Les frais de stockage ont été retenus à hauteur de 5 989,10 euro par les premiers juges qui ont déduit à juste titre les frais de stockage normaux qu'aurait supportés la société Vignobles Estager à raison de la durée d'écoulement commercial habituel du stock. Les frais supplémentaires de stockage depuis le jugement du tribunal de commerce ne peuvent être comptabilisés dès lors que le jugement était assorti de l'exécution provisoire et que l'assureur de la société Vignobles Estager s'est acquitté du montant de la condamnation.

Des frais de transport correspondant au retour de bouteilles expédiées au Japon et de rapatriement des bouteilles stockées sur un chai ne sont justifiés que par un devis de 2009 concernant le trajet Le Havre à Tokyo et ne correspondent donc pas à un rapatriement effectif de bouteilles litigieuses. La somme de 1 200 euro doit donc être écartée. Il est constant que le vin litigieux a été stocké en bouteilles auprès de TBE à Libourne ; pour procéder à la distillation, le vin a dû être rapatrié dans les chais pour être mis en vrac et les frais de transport doivent être retenus à hauteur de 2 646 euro HT soit 3 164,61 euro TTC.

Les frais de débouchage évalués à 6 063 euro par la société Vignobles Estager ne sont justifiés par aucune facture et il y a lieu de les écarter.

Les frais financiers fixés par le tribunal à la somme de 41 708 euro doivent être retenus dès lors que la société Estager a dû recourir à un prêt de 500 000 euro, soit une somme inférieure à la valeur du stock, pour financer son manque de trésorerie imputable au défaut de la vente de la récolte 2002 et que son prêt a été souscrit au taux de 3,85 % l'an.

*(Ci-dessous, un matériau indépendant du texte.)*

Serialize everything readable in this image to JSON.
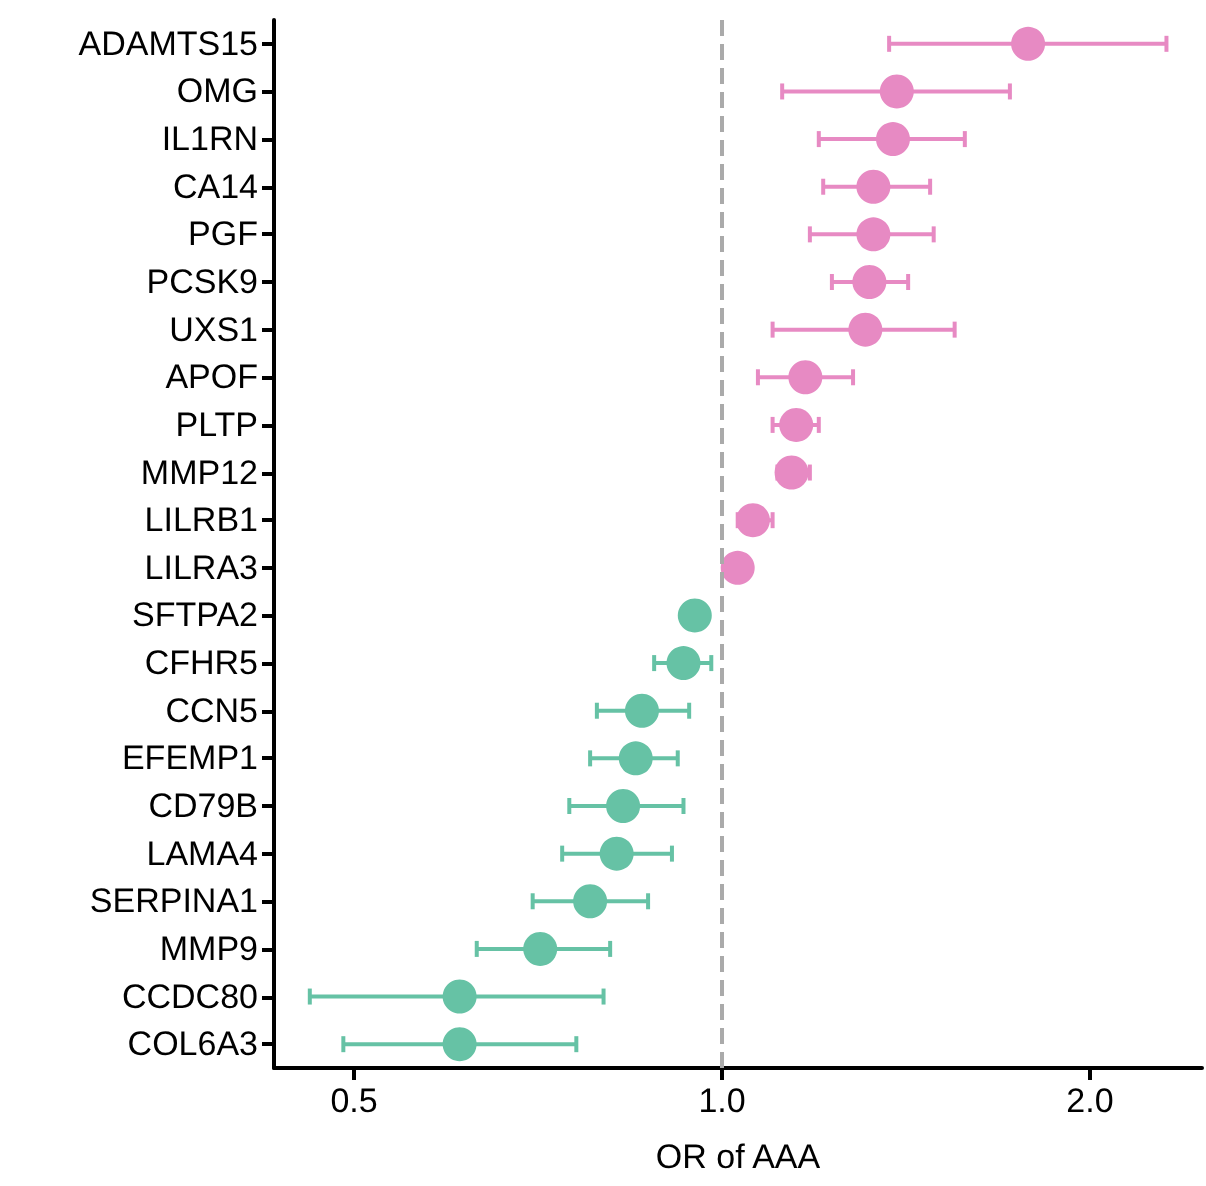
{
  "chart_data": {
    "type": "scatter",
    "orientation": "horizontal",
    "xlabel": "OR of AAA",
    "log": "x",
    "marker": "circle",
    "grid": false,
    "categories": [
      "ADAMTS15",
      "OMG",
      "IL1RN",
      "CA14",
      "PGF",
      "PCSK9",
      "UXS1",
      "APOF",
      "PLTP",
      "MMP12",
      "LILRB1",
      "LILRA3",
      "SFTPA2",
      "CFHR5",
      "CCN5",
      "EFEMP1",
      "CD79B",
      "LAMA4",
      "SERPINA1",
      "MMP9",
      "CCDC80",
      "COL6A3"
    ],
    "xlim": [
      0.43,
      2.47
    ],
    "xticks": [
      0.5,
      {
        "value": 1,
        "label": "1.0"
      },
      {
        "value": 2,
        "label": "2.0"
      }
    ],
    "ref_lines": [
      {
        "axis": "x",
        "value": 1,
        "color": "#aaaaaa",
        "line_style": "dashed"
      }
    ],
    "series": [
      {
        "color": "#e78ac3",
        "values": [
          1.78,
          1.39,
          1.38,
          1.33,
          1.33,
          1.32,
          1.31,
          1.17,
          1.15,
          1.14,
          1.06,
          1.03,
          null,
          null,
          null,
          null,
          null,
          null,
          null,
          null,
          null,
          null
        ],
        "errors": [
          [
            1.37,
            2.31
          ],
          [
            1.12,
            1.72
          ],
          [
            1.2,
            1.58
          ],
          [
            1.21,
            1.48
          ],
          [
            1.18,
            1.49
          ],
          [
            1.23,
            1.42
          ],
          [
            1.1,
            1.55
          ],
          [
            1.07,
            1.28
          ],
          [
            1.1,
            1.2
          ],
          [
            1.11,
            1.18
          ],
          [
            1.03,
            1.1
          ],
          null,
          null,
          null,
          null,
          null,
          null,
          null,
          null,
          null,
          null,
          null
        ]
      },
      {
        "color": "#66c2a5",
        "values": [
          null,
          null,
          null,
          null,
          null,
          null,
          null,
          null,
          null,
          null,
          null,
          null,
          0.95,
          0.93,
          0.86,
          0.85,
          0.83,
          0.82,
          0.78,
          0.71,
          0.61,
          0.61
        ],
        "errors": [
          null,
          null,
          null,
          null,
          null,
          null,
          null,
          null,
          null,
          null,
          null,
          null,
          null,
          [
            0.88,
            0.98
          ],
          [
            0.79,
            0.94
          ],
          [
            0.78,
            0.92
          ],
          [
            0.75,
            0.93
          ],
          [
            0.74,
            0.91
          ],
          [
            0.7,
            0.87
          ],
          [
            0.63,
            0.81
          ],
          [
            0.46,
            0.8
          ],
          [
            0.49,
            0.76
          ]
        ]
      }
    ]
  }
}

Aucun préjudice commercial n'est justifié, le prix de vente prétendu à 18 euro la bouteille n'étant pas établi et la valeur du stock ayant été justement appréciée à sa valeur marchande pour l'expert.

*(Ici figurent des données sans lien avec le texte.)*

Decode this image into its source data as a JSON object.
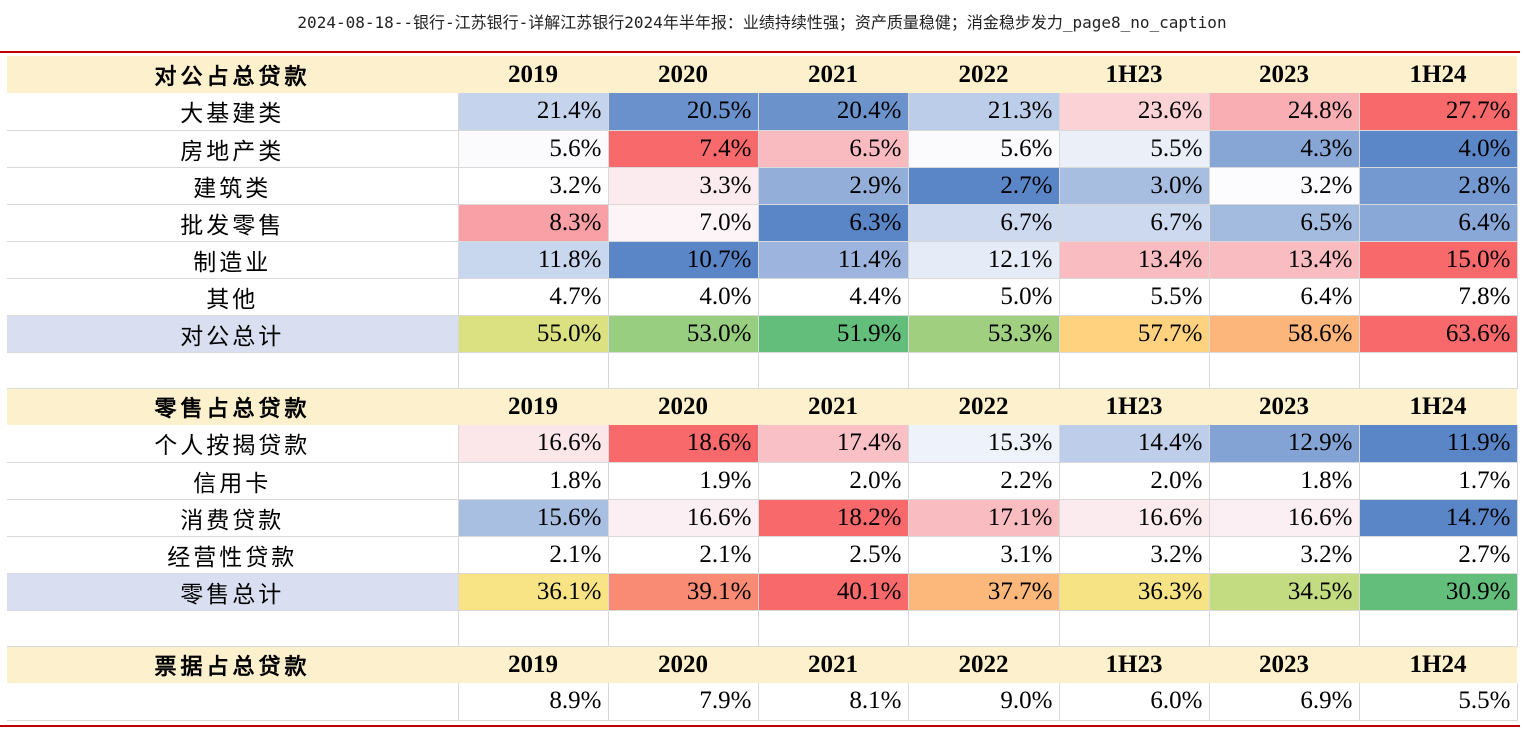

La somme de 23 085,46 euro correspondant aux bouteilles à remplacer, retenue par l'expert, doit être incluse dans l'indemnisation du préjudice.

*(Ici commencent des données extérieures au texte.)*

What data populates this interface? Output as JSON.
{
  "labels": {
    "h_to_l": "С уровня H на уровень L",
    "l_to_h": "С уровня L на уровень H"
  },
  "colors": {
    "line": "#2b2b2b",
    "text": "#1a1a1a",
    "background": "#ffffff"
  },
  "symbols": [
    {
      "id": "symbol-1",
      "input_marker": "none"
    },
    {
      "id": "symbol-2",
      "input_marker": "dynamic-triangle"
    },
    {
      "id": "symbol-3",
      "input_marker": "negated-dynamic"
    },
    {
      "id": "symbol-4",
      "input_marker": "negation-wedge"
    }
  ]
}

En conséquence, l'indemnité à allouer à la société Vignobles Estager s'élève à 632 738,67 euro + 5 989,10 euro+3 164,61 euro+ 41 708 euro+ 23 085,46 euro -2 362,50 euro(correspond au prix de vente du vin disqualifié en vinaigre) =704 323,34 euro, soit une somme quasi équivalente à celle fixée par le tribunal de commerce. Le jugement sera donc réformé partiellement sur ce point.

S'agissant d'une indemnité, en application de l'article 1153-1 du Code civil et l'indemnité fixée étant quasi équivalente à celle fixée par le tribunal, les intérêts courent à compter de la date du jugement du 19 mars 2010 et non à compter de l'assignation comme prévu par les premiers juges. Le jugement sera réformé sur ce point.

L'équité commande d'allouer à la société Vignobles Estager une indemnité sur le fondement de l'article 700 du Code de procédure civile.

Par ces motifs, LA COUR, Statuant publiquement et contradictoirement, Réforme partiellement le jugement déféré en ce qu'il a condamné solidairement la société Etablissements Ducasse Buzet et la société Axa France Iard à payer à la société Vignobles Jean Pierre Estager en deniers ou quittances la somme de 704 598,73 euro avec intérêts au taux légal à compter du 13 février 2008, Statuant à nouveau : Condamne solidairement la société Etablissements Ducasse Buzet et la société Axa France Iard à payer à la société Vignobles Jean Pierre Estager en deniers ou quittances la somme de 704 323,34 euro avec intérêts au taux légal à compter du 19 mars 2010, Confirme pour le surplus le jugement déféré, Y ajoutant : Condamne la société Etablissements Ducasse Buzet à payer à la société Vignobles Jean Pierre Estager et à la société Mondial Sughero la somme de 3 000 euro chacune sur le fondement de l'article 700 du Code de procédure civile, Condamne la société Etablissements Ducasse Buzet aux dépens dont distraction en application de l'article 699 du Code de procédure civile.